In fact, current research is advising endurance/intense training athletes to consume 0.5-1.0 grams of carbohydrate per minute (intensity pending) during training or competition. Trying to consume more carbohydrates has only indicated intestinal distress and it is believed that the type of carbohydrate is the limiting factor.
If an athlete consumed 0.5-1.0 grams/min, then that would equate to 30-60g carbohydrate per minute which amounts to around 120-240kcals per hour, providing only a modest replenishment of energy compared to that being expended during training or competition. Elite endurance athletes can burn well over 1000 cals per hour which indicates that 60g/240cals/hr is hardly enough to compensate for this deficit.
Maximizing Oxidation Rates
Various current research out of the UK and Canada has indicated that a mixture of glucose and fructose during prolonged, intense cycling can maximize oxidation rates for these ingested carbohydrates at a 2:1 ratio (glucose:fructose).

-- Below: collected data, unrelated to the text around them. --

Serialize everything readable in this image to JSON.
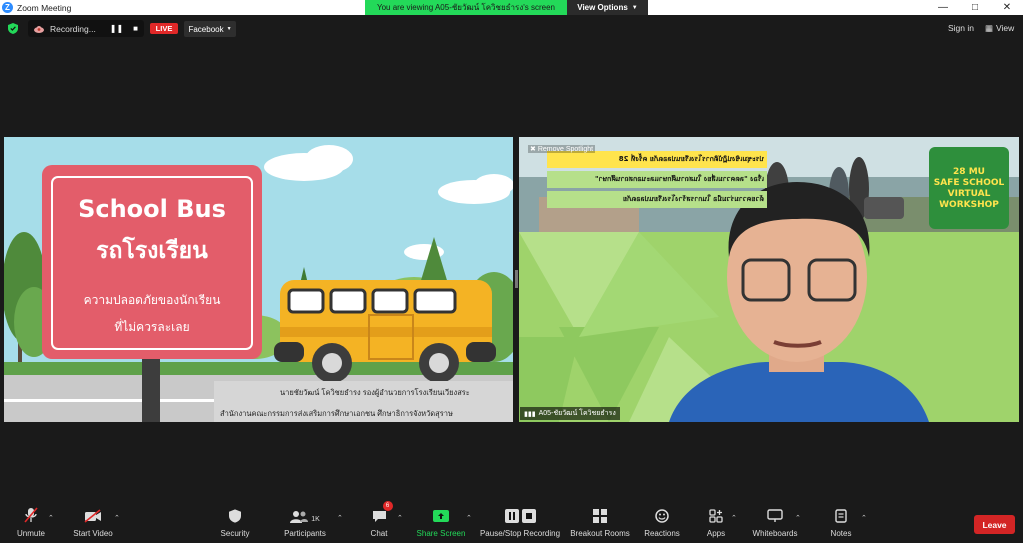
{
  "window": {
    "title": "Zoom Meeting",
    "app_icon": "Z",
    "controls": [
      "—",
      "□",
      "✕"
    ]
  },
  "banner": {
    "viewing_text": "You are viewing A05-ชัยวัฒน์ โควิชยธำรง's screen",
    "view_options": "View Options"
  },
  "top_bar": {
    "recording_label": "Recording...",
    "live_label": "LIVE",
    "stream_target": "Facebook",
    "sign_in": "Sign in",
    "view": "View"
  },
  "shared_screen": {
    "sign_title_en": "School Bus",
    "sign_title_th": "รถโรงเรียน",
    "sign_line1": "ความปลอดภัยของนักเรียน",
    "sign_line2": "ที่ไม่ควรละเลย",
    "credit_line1": "นายชัยวัฒน์ โควิชยธำรง รองผู้อำนวยการโรงเรียนเวียงสระ",
    "credit_line2": "สำนักงานคณะกรรมการส่งเสริมการศึกษาเอกชน ศึกษาธิการจังหวัดสุราษ"
  },
  "participant": {
    "remove_spotlight": "Remove Spotlight",
    "name": "A05-ชัยวัฒน์ โควิชยธำรง",
    "workshop_badge": {
      "line1": "28 MU",
      "line2": "SAFE SCHOOL",
      "line3": "VIRTUAL",
      "line4": "WORKSHOP",
      "ordinal": "th"
    },
    "banner_lines": [
      "ประชุมเชิงปฏิบัติการโรงเรียนปลอดภัย ครั้งที่ 28",
      "เรื่อง \"ลดความเสี่ยง ในสถานศึกษาและนอกสถานศึกษา\"",
      "ด้วยความร่วมมือ ในการสร้างโรงเรียนปลอดภัย"
    ]
  },
  "toolbar": {
    "unmute": "Unmute",
    "start_video": "Start Video",
    "security": "Security",
    "participants": "Participants",
    "participants_count": "1K",
    "chat": "Chat",
    "chat_badge": "6",
    "share_screen": "Share Screen",
    "pause_stop_recording": "Pause/Stop Recording",
    "breakout_rooms": "Breakout Rooms",
    "reactions": "Reactions",
    "apps": "Apps",
    "whiteboards": "Whiteboards",
    "notes": "Notes",
    "leave": "Leave"
  },
  "colors": {
    "share_green": "#23d959",
    "live_red": "#e02828",
    "leave_red": "#d32525",
    "sign_red": "#e35d6a",
    "bus_yellow": "#f4b324"
  }
}
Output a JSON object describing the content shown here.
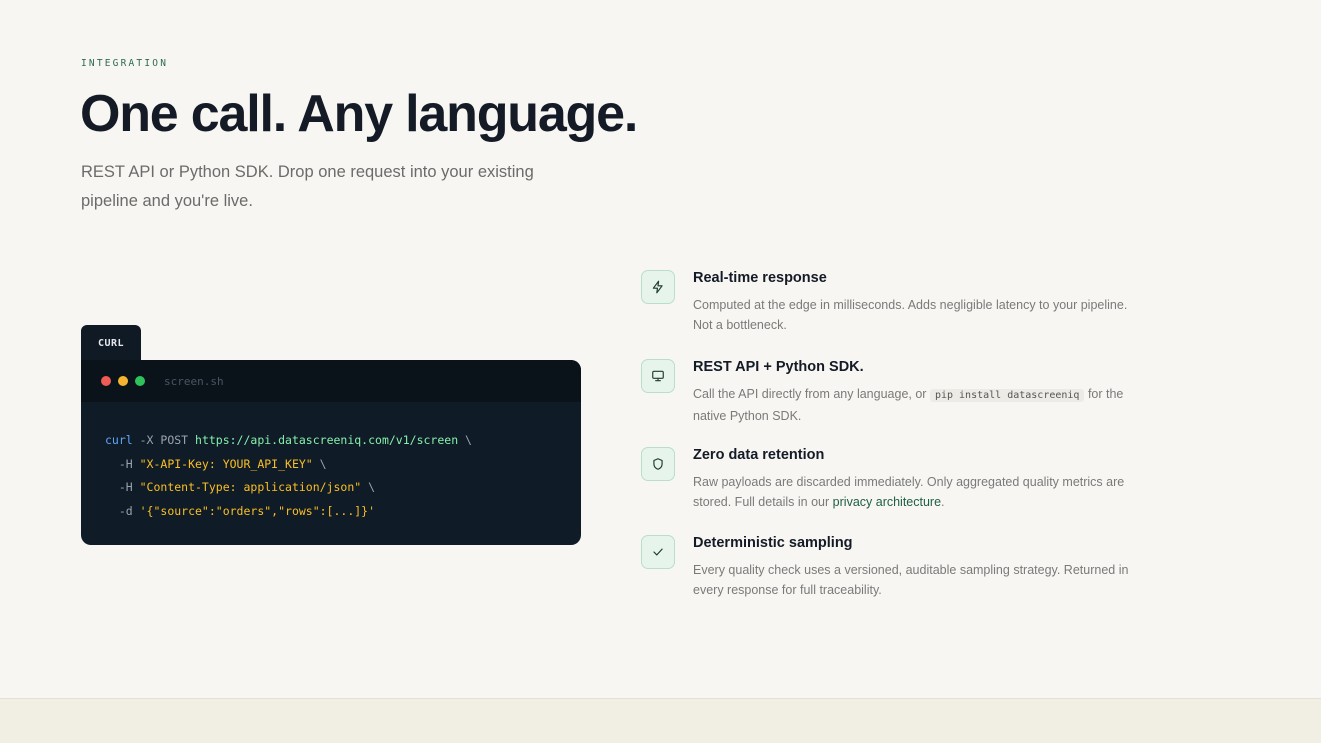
{
  "eyebrow": "INTEGRATION",
  "headline": "One call. Any language.",
  "subtitle": "REST API or Python SDK. Drop one request into your existing pipeline and you're live.",
  "code": {
    "tab_label": "CURL",
    "filename": "screen.sh",
    "lines": [
      {
        "cmd": "curl",
        "args": " -X POST ",
        "url": "https://api.datascreeniq.com/v1/screen",
        "tail": " \\"
      },
      {
        "pre": "  -H ",
        "str": "\"X-API-Key: YOUR_API_KEY\"",
        "tail": " \\"
      },
      {
        "pre": "  -H ",
        "str": "\"Content-Type: application/json\"",
        "tail": " \\"
      },
      {
        "pre": "  -d ",
        "str": "'{\"source\":\"orders\",\"rows\":[...]}'",
        "tail": ""
      }
    ]
  },
  "features": [
    {
      "icon": "lightning-icon",
      "title": "Real-time response",
      "desc": "Computed at the edge in milliseconds. Adds negligible latency to your pipeline. Not a bottleneck."
    },
    {
      "icon": "monitor-icon",
      "title": "REST API + Python SDK.",
      "desc_before": "Call the API directly from any language, or",
      "desc_code": "pip install datascreeniq",
      "desc_after": "for the native Python SDK."
    },
    {
      "icon": "shield-icon",
      "title": "Zero data retention",
      "desc_before": "Raw payloads are discarded immediately. Only aggregated quality metrics are stored. Full details in our",
      "desc_link": "privacy architecture",
      "desc_after": "."
    },
    {
      "icon": "check-icon",
      "title": "Deterministic sampling",
      "desc": "Every quality check uses a versioned, auditable sampling strategy. Returned in every response for full traceability."
    }
  ],
  "colors": {
    "background": "#f7f6f3",
    "accent": "#2f6b4f",
    "code_bg": "#0f1b26"
  }
}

These findings suggest that if an endurance athlete consumes the right blend of carbohydrates while exercising, he or she can dramatically boost the rate at which they absorb and therefore burn carbohydrates. It is believed that the glucose/fructose combination is being absorbed more rapidly and therefore producing higher rates of carbohydrate oxidation rather than glucose alone or glucose in combination with maltodextrin (glucose polymer) or sucrose.
The same Canadian team of researchers in 2004 performed another carbohydrate ingestion study on eight cyclists pedaling at 63% of VO2max for two hours. The study indicated that the carbohydrate oxidation rate when drinking a high glucose drink (1.8g per min of glucose) was no higher than when medium glucose (1.2g per min of glucose) was consumed.
More importantly, the peak and average oxidation rates of ingested glucose/fructose (1.2g of glucose + 0.6g of fructose per minute) solution were around 50% higher than both of the glucose-only drinks. These findings indicate that the maximum rate of glucose absorption into the body that can be oxidized is around 1.3g per minute.
Researchers believe that the absorption mechanism is fully saturated at 1.3g glucose/minute; therefore no further increased oxidation was indicated when given more glucose. However, since oxidation rates were increased with the addition of fructose, it's believed that fructose was absorbed from the intestine via a different mechanism transporter than glucose.
In 2006, researchers from UK performed a study that was two-fold. The first purpose was to investigate whether a glucose + fructose beverage would result in a higher carbohydrate oxidation rate and a higher fluid availability during exercise in the heat compared with the same caloric value of glucose alone.
The second purpose of the study was to examine whether ingestion of glucose at a rate of 1.5 g/min during exercise in the heat would lead to a reduced muscle glycogen oxidation rate compared with ingestion of water. One of the toughest tests for endurance athletes is training or competing in the heat, as glycogen stores are depleted faster when exercising in high temperatures.
The study concluded that athletes consuming glucose + fructose together resulted in higher oxidation rates of ingested carbohydrates than consuming glucose alone.
In addition, the beverage containing glucose + fructose proved to be more effective at replacing fluid lost during exercise than the glucose alone beverage. Researchers theorized that a mixture of glucose and fructose speeds both carbohydrate and fluid absorption, as compared to glucose alone.
Since the current research is indicating that a 2:1 Glucose:Fructose combination can increase energy output during intense training and assist with optimizing hydration, it would only make sense that the addition of anabolic amino acids would further enhance the performance and recovery.
It is well documented that BCAAs are very beneficial during and around intense training. Let's not forget that the nutritional intake for the day needs to be optimal as well. Keep in mind, we still need to consume nutrient dense foods to make sure our glycogen levels are full to perform optimally.